È uno squalo pelagico, ma si avvicina alle coste particolarmente nelle zone dove la piattaforma continentale è molto vicina ad esse o nelle aree particolarmente ricche di potenziali prede (come, ad esempio, colonie di otarie, foche o pinguini). Non tollera le acque dolci ma può frequentare aree vicino ad estuari e penetrare all’interno di baie saline poco interessate a fenomeni di bassa marea, nonché in aree dove sono presenti scarichi fognari, dato che i residui organici attirano l’attenzione dei sensi dello squalo. Tende a restare ad una profondità che va dalla superficie ai 250 metri, anche se può scendere molto oltre, fino a 1.200 metri e compie numerose tratte trans-oceaniche, per esempio dal Sudafrica all’Australasia, o dalla California alle Hawaii . È assente nelle regioni fredde dell’Artico, dell’Antartico, del Mar Nero e nel Mar Baltico. Tende ad evitare le zone nelle quali la presenza umana si manifesta con pesca eccessiva e inquinamento delle acque, tuttavia sembra che persista in alcune aree densamente abitate come lo Stretto di Messina o le spiacce californiane e australiane. Di tanto in tanto, questa specie può raggiungere anche il Mare di Okhotsk e la Terra del Fuoco, ma solo raramente.
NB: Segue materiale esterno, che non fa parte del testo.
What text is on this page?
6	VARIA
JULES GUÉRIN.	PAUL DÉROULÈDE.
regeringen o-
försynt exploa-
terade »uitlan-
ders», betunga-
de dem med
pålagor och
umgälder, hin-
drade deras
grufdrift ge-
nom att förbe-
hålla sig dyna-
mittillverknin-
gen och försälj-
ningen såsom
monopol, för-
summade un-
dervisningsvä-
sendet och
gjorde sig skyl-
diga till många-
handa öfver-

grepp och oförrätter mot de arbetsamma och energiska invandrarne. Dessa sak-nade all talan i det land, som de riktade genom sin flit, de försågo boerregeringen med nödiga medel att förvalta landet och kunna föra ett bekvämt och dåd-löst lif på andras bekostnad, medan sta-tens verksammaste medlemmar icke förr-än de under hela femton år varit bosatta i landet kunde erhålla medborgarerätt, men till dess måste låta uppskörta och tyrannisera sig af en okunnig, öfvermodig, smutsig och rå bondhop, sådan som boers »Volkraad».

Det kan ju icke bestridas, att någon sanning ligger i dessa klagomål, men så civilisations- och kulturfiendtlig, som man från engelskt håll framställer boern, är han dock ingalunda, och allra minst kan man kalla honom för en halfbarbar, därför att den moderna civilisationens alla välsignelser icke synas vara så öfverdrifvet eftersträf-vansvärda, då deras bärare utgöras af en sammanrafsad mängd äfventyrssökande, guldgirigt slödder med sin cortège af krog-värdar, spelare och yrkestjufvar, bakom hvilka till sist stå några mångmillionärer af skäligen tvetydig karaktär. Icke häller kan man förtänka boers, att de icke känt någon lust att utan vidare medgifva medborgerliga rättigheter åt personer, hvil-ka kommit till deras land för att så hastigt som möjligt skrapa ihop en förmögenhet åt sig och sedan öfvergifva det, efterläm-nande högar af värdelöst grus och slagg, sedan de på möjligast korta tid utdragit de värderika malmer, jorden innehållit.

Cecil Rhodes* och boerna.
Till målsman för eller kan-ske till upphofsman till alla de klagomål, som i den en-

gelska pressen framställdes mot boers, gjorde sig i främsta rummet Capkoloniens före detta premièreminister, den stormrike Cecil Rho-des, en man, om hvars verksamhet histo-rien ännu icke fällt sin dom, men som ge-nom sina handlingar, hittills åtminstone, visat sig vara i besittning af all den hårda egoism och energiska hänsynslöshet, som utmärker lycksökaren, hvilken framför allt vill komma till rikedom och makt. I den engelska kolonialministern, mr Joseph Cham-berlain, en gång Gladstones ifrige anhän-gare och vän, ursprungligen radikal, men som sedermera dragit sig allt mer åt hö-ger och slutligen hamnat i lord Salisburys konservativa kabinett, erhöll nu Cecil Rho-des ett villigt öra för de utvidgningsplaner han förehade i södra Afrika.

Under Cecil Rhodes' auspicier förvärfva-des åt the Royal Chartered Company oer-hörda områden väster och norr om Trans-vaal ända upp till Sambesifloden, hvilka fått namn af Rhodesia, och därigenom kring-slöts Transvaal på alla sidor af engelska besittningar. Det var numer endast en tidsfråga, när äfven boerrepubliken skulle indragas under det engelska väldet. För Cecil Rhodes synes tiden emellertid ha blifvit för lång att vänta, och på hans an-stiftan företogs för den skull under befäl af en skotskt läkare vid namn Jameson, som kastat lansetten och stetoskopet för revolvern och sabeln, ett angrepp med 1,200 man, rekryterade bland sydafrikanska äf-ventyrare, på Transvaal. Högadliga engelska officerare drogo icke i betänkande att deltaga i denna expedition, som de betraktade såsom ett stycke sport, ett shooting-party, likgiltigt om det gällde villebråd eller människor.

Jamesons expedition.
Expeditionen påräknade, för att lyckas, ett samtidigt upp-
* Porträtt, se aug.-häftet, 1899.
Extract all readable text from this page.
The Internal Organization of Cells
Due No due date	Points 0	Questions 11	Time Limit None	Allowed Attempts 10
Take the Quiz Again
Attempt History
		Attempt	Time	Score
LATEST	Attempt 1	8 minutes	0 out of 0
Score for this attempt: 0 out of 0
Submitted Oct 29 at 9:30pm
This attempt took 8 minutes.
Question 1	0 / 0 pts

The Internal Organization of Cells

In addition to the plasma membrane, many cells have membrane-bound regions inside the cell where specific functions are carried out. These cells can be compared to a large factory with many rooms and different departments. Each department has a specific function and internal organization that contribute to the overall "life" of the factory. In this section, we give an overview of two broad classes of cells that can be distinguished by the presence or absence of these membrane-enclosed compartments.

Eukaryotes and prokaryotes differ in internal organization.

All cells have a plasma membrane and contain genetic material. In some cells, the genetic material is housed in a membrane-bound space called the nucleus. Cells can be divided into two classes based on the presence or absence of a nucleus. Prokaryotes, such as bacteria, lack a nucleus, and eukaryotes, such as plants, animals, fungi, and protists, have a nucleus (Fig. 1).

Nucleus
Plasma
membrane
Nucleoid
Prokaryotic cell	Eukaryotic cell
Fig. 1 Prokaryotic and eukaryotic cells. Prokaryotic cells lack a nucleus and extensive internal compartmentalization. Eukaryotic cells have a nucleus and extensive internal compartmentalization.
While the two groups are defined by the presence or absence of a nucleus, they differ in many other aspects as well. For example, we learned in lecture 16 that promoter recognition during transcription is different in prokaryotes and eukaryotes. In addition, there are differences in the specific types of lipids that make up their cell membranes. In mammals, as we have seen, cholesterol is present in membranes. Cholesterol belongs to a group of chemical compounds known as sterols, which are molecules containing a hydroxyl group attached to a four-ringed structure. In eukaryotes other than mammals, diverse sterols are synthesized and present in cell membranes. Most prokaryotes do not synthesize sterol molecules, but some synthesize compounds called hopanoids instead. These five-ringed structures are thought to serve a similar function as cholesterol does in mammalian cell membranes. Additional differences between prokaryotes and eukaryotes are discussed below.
Nel Red Data Book dell’IUCN è sotto la categoria delle specie Vulnerabili.
Per terminare, vi riporto alcuni attacchi avvenuti in acque italiane ad opera di squali bianchi.
-Luglio 1926, Varazze (Mar Ligure), attacco mortale ad un bagnante a circa 200 m da riva. (squalo bianco di circa sei metri)
Settembre 1956, Circeo (Mar Tirreno), attacco ad un subacqueo a circa 2.5 km di distanza dalla spiaggia. (squalo bianco di circa quattro metri)
Agosto 1962, Circeo (Mar Tirreno), attacco ad un subacqueo.
(squalo bianco)
Settembre 1962, Circeo (Mar Tirreno), attacco mortale ad un subacqueo con numerosi pesci appesi sulla cintura. (squalo bianco)
Luglio 1963, Riccione (Mare Adriatico), attacco ad un subacqueo durante attività di pesca sub. (squalo bianco di circa quattro metri)
Settembre 1978, Capo d’Anzio (Mar Tirreno), attacco ad un subacqueo.
(squalo bianco di circa cinque metri)
Giugno 1983, Riomaggiore (Mar Ligure), tentativo di attacco ad un subacqueo.
(squalo bianco di circa tre metri)
Luglio 1986, Punta Secca (Sicilia), attacco ad una bagnante a circa 300 m dalla riva. (squalo bianco di circa tre metri)
Febbraio 1989, Golfo di Baratti (Mar Tirreno), attacco mortale ad un subacqueo.
(squalo bianco di circa sei metri)
Giugno 1989, Marina di Carrara (Mar Tirreno), attacco ad un surfista disteso sulla tavola. (squalo di circa tre metri)
Luglio 1991, Portofino (Mar Ligure), attacco al kayak di una bagnante a circa 20 m dalla riva. (squalo bianco di circa tre metri)

Ricordate che gli squali attaccano per “assaggiare”, ovvero per vedere se hanno trovato qualcosa di commestibile, ma la carne umana non è tra le sue preferite.